Average consumption per adult over 15 in Great Britain in 1983 equivalent to 9 litres of absolute alcohol. 1860-1890 it was 10 litres. Declined to early thirties at 4 litres. Slow increase to fifties and now a more rapid increase. (France was 22 litres in 1950).

**** Jellinek's Formula R(PD)/K D = Number of deaths from cirrhosis of the liver P = % of such deaths due to alcohol K = % of all alcoholics with complications who die with cirrhosis R is the ratio of all alcoholics to alcoholics with complications Based on this formula in 1951 World Health Organisation calculated there to be 350,000 alcoholics in England and Wales. The formula is no longer used.

(295) Risk factors not a useful screening test - too many false positives and negatives. If measures to be taken by positives would benefit everybody why bother to discriminate? Policy should be to lower the risk factors in the population.

(296) A meta analysis of the NHLBI, CLAS, POSCH, FATS, UCSF and STARS controlled trials. "Lipid-lowering therapy has consistently produced an angiographic improvement in coronary artery disease, but it is impossible to be certain that this was true shrinkage of plaque, or that the results were not biased by the variability of the technique." "Treatment of asymptomatic patients with elevated cholesterol levels in GP may not produce any substantial regression of atheroma, although the rate of atheroma formation should decline."

(297) Ref Cholestech (C)
"In the United States Cholestech is focusing on the corporate wellness market, since there is a growing number of companies, adding on-site fitness centres and offering health promotion activities, such as cholesterol and glucose screening in an attempt to lower medical costs and have a healthier and more efficient work-force."
"Heart disease is the number one killer of American adults, with more than 1.25 million suffering heart attacks at a cost of $50bn. a year. Over half the adult population has a high or borderline cholesterol. Many others are at risk due to low levels of high density lipids."
"Cholestech have recognised the aggressive action many companies have taken to improve the health of their employees. Driven by the desire for a fitter and therefore more efficient work force and the need to lower medical costs, work site health promotion and disease prevention have grown rapidly over the past decade."
"Preventative medicine, specifically screening tests and changes in lifestyle could reduce the risk of premature death while greatly improving the quality of life. Corporations realised that healthcare costs would go down as a consequence of they helping their employees to live healthy lives. Results would also include a more vibrant work force with less absenteeism, improved morale and heightened productivity."
"It is known that screening tests on healthy young people can predict whether they are at risk of developing disease in their middle years. One such study showed that in healthy young men (mean age 22 years) the level of total cholesterol was a strong predictor of cardiovascular disease in mid-life."

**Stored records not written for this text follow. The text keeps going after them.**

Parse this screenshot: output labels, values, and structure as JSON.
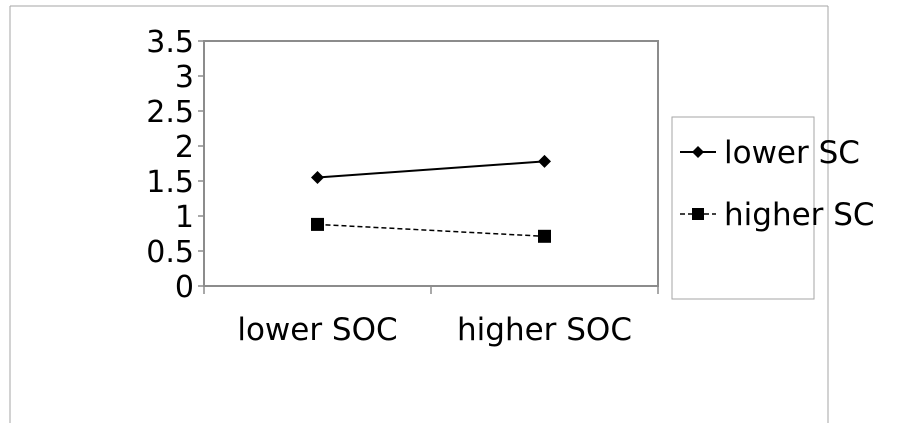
{
  "chart_data": {
    "type": "line",
    "categories": [
      "lower SOC",
      "higher SOC"
    ],
    "series": [
      {
        "name": "lower SC",
        "values": [
          1.55,
          1.78
        ],
        "marker": "diamond",
        "line_style": "solid",
        "color": "#000000"
      },
      {
        "name": "higher SC",
        "values": [
          0.88,
          0.71
        ],
        "marker": "square",
        "line_style": "dashed",
        "color": "#000000"
      }
    ],
    "y_ticks": [
      "0",
      "0.5",
      "1",
      "1.5",
      "2",
      "2.5",
      "3",
      "3.5"
    ],
    "ylim": [
      0,
      3.5
    ],
    "grid": false,
    "legend_position": "right",
    "title": "",
    "xlabel": "",
    "ylabel": ""
  }
}
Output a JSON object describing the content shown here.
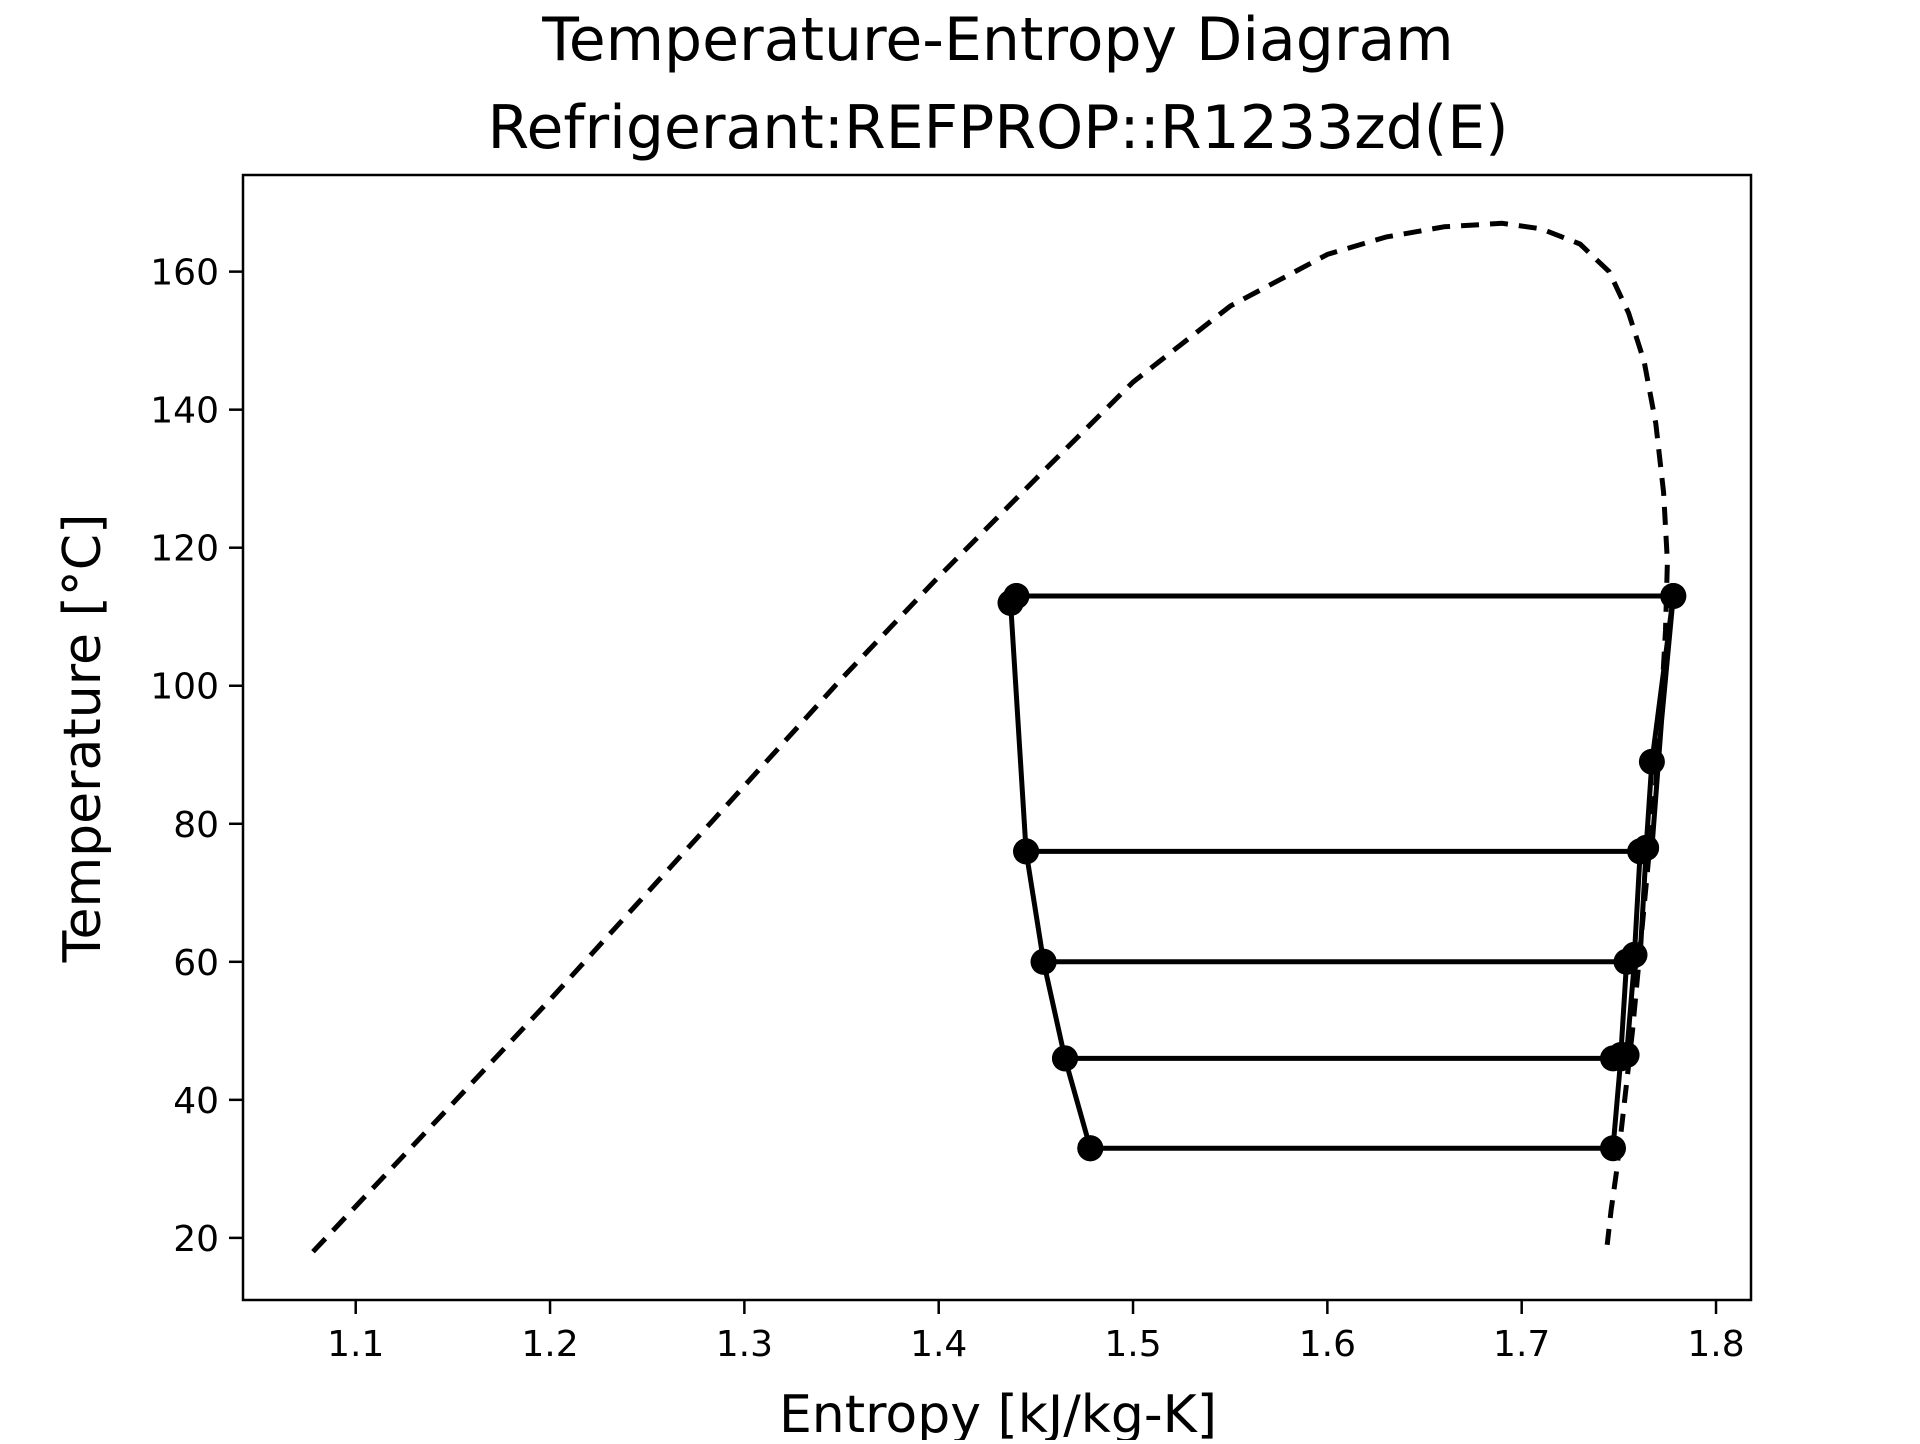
{
  "chart_data": {
    "type": "line",
    "title_line1": "Temperature-Entropy Diagram",
    "title_line2": "Refrigerant:REFPROP::R1233zd(E)",
    "xlabel": "Entropy [kJ/kg-K]",
    "ylabel": "Temperature [°C]",
    "xlim": [
      1.042,
      1.818
    ],
    "ylim": [
      11.0,
      174.0
    ],
    "x_ticks": [
      "1.1",
      "1.2",
      "1.3",
      "1.4",
      "1.5",
      "1.6",
      "1.7",
      "1.8"
    ],
    "y_ticks": [
      "20",
      "40",
      "60",
      "80",
      "100",
      "120",
      "140",
      "160"
    ],
    "grid": false,
    "legend": "none",
    "colors": {
      "line": "#000000",
      "background": "#ffffff"
    },
    "series": [
      {
        "style": "dashed",
        "markers": false,
        "x": [
          1.078,
          1.15,
          1.2,
          1.25,
          1.3,
          1.35,
          1.4,
          1.45,
          1.5,
          1.55,
          1.6,
          1.63,
          1.66,
          1.69,
          1.71,
          1.73,
          1.745,
          1.755,
          1.763,
          1.769,
          1.773,
          1.775,
          1.774,
          1.772,
          1.769,
          1.765,
          1.761,
          1.757,
          1.753,
          1.749,
          1.746,
          1.744
        ],
        "y": [
          18.0,
          39.5,
          54.5,
          70.0,
          85.5,
          101.0,
          115.8,
          130.0,
          144.0,
          155.0,
          162.5,
          165.0,
          166.5,
          167.0,
          166.2,
          164.0,
          160.0,
          154.0,
          147.0,
          138.0,
          128.0,
          118.0,
          108.0,
          98.0,
          86.0,
          74.0,
          62.0,
          50.0,
          40.0,
          30.0,
          24.0,
          19.0
        ]
      },
      {
        "style": "solid",
        "markers": true,
        "x": [
          1.478,
          1.465,
          1.454,
          1.445,
          1.437,
          1.44,
          1.778,
          1.767,
          1.764,
          1.761,
          1.758,
          1.754,
          1.751,
          1.747
        ],
        "y": [
          33.0,
          46.0,
          60.0,
          76.0,
          112.0,
          113.0,
          113.0,
          89.0,
          76.5,
          76.0,
          61.0,
          60.0,
          46.5,
          46.0
        ]
      },
      {
        "style": "solid",
        "markers": true,
        "x": [
          1.437,
          1.44,
          1.778
        ],
        "y": [
          112.0,
          113.0,
          113.0
        ]
      },
      {
        "style": "solid",
        "markers": true,
        "x": [
          1.445,
          1.761,
          1.764
        ],
        "y": [
          76.0,
          76.0,
          76.5
        ]
      },
      {
        "style": "solid",
        "markers": true,
        "x": [
          1.454,
          1.754,
          1.758
        ],
        "y": [
          60.0,
          60.0,
          61.0
        ]
      },
      {
        "style": "solid",
        "markers": true,
        "x": [
          1.465,
          1.751,
          1.754
        ],
        "y": [
          46.0,
          46.0,
          46.5
        ]
      },
      {
        "style": "solid",
        "markers": true,
        "x": [
          1.478,
          1.747
        ],
        "y": [
          33.0,
          33.0
        ]
      },
      {
        "style": "solid",
        "markers": false,
        "x": [
          1.747,
          1.751,
          1.754,
          1.758,
          1.761,
          1.764,
          1.767,
          1.772,
          1.778
        ],
        "y": [
          33.0,
          46.0,
          46.5,
          60.0,
          61.0,
          76.0,
          76.5,
          95.0,
          113.0
        ]
      }
    ]
  }
}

(298) Prospective BUPA study. The association between serum cholesterol and ischaemic heart disease is 50% greater than has been directly observed.

(299) Corrects the 10 largest cohort studies and shows that cholesterol reduction of 0.6mmol/l (about 10%) will reduce long term mortality from ischaemic heart disease by about:-
50% at age 40
40% at age 50
30% at age 60
20% at age 70
Dietary change can realistically achieve a cholesterol reduction of 0.6. There is little reduction in the incidence of ischaemic heart disease over the first two years but the full effect is achieved after five years

(300) No evidence that cholesterol reduction is harmful to health. The evidence for the efficacy and safety of lowering cholesterol in Western populations is substantial.